2. Als er voorafgaand aan een mogelijk beroep bij de rechtbank bezwaar is gemaakt, kan de voorzieningenrechter van de rechtbank die bevoegd kan worden in de hoofdzaak op grond van artikel 8:81, eerste lid, van de Algemene wet bestuursrecht (Awb) op verzoek een voorlopige voorziening treffen indien onverwijlde spoed, gelet op de betrokken belangen, dat vereist. Op grond van artikel 8:83, derde lid, van de Awb, kan een mondelinge behandeling van het verzoek achterwege blijven als het verzoek kennelijk ongegrond is.
3. Bij bericht per email van 14 januari 2021 heeft verweerder meegedeeld dat de overdracht van 15 januari 2021 is geannuleerd, omdat verzoeker geen medewerking heeft verleend aan een Covid-19 test. De rechtbank is met verweerder van oordeel dat verzoeker daardoor geen spoedeisend belang meer heeft bij de door hem gevraagde voorziening. Het verzoek wordt daarom afgewezen.
4. De uitzetting kan geen doorgang vinden vanwege het gebrek aan medewerking van verzoeker aan een Covid-19 test. Voor een proceskostenveroordeling of het vergoeden van het griffierecht bestaat daarom geen aanleiding.

Beslissing

De voorzieningenrechter wijst het verzoek om een voorlopige voorziening af.
Deze uitspraak is gedaan door mr.

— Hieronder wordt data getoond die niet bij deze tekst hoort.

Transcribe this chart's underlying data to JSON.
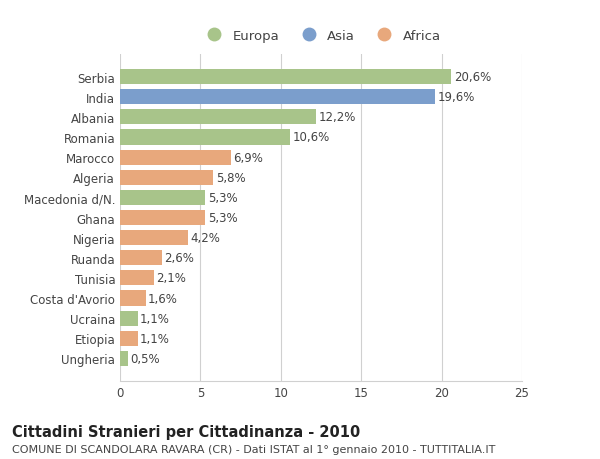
{
  "categories": [
    "Serbia",
    "India",
    "Albania",
    "Romania",
    "Marocco",
    "Algeria",
    "Macedonia d/N.",
    "Ghana",
    "Nigeria",
    "Ruanda",
    "Tunisia",
    "Costa d'Avorio",
    "Ucraina",
    "Etiopia",
    "Ungheria"
  ],
  "values": [
    20.6,
    19.6,
    12.2,
    10.6,
    6.9,
    5.8,
    5.3,
    5.3,
    4.2,
    2.6,
    2.1,
    1.6,
    1.1,
    1.1,
    0.5
  ],
  "labels": [
    "20,6%",
    "19,6%",
    "12,2%",
    "10,6%",
    "6,9%",
    "5,8%",
    "5,3%",
    "5,3%",
    "4,2%",
    "2,6%",
    "2,1%",
    "1,6%",
    "1,1%",
    "1,1%",
    "0,5%"
  ],
  "continents": [
    "Europa",
    "Asia",
    "Europa",
    "Europa",
    "Africa",
    "Africa",
    "Europa",
    "Africa",
    "Africa",
    "Africa",
    "Africa",
    "Africa",
    "Europa",
    "Africa",
    "Europa"
  ],
  "colors": {
    "Europa": "#a8c48a",
    "Asia": "#7b9ecc",
    "Africa": "#e8a87c"
  },
  "xlim": [
    0,
    25
  ],
  "xticks": [
    0,
    5,
    10,
    15,
    20,
    25
  ],
  "title": "Cittadini Stranieri per Cittadinanza - 2010",
  "subtitle": "COMUNE DI SCANDOLARA RAVARA (CR) - Dati ISTAT al 1° gennaio 2010 - TUTTITALIA.IT",
  "background_color": "#ffffff",
  "grid_color": "#d0d0d0",
  "bar_height": 0.75,
  "text_color": "#444444",
  "title_fontsize": 10.5,
  "subtitle_fontsize": 8,
  "tick_fontsize": 8.5,
  "label_fontsize": 8.5,
  "legend_fontsize": 9.5
}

J.F.I. Sinack, rechter, in aanwezigheid van mr. N.M.L. van der Kammen, griffier. Het dictum is telefonisch meegedeeld op 14 januari 2021 om 16:49 uur aan de gemachtigde van verweerder en om 16:48 uur aan de gemachtigde van verzoeker.
De griffier is niet in de gelegenheid
de uitspraak te ondertekenen
Afschrift verzonden aan partijen op:

Rechtsmiddel

Tegen deze uitspraak staat geen rechtsmiddel open.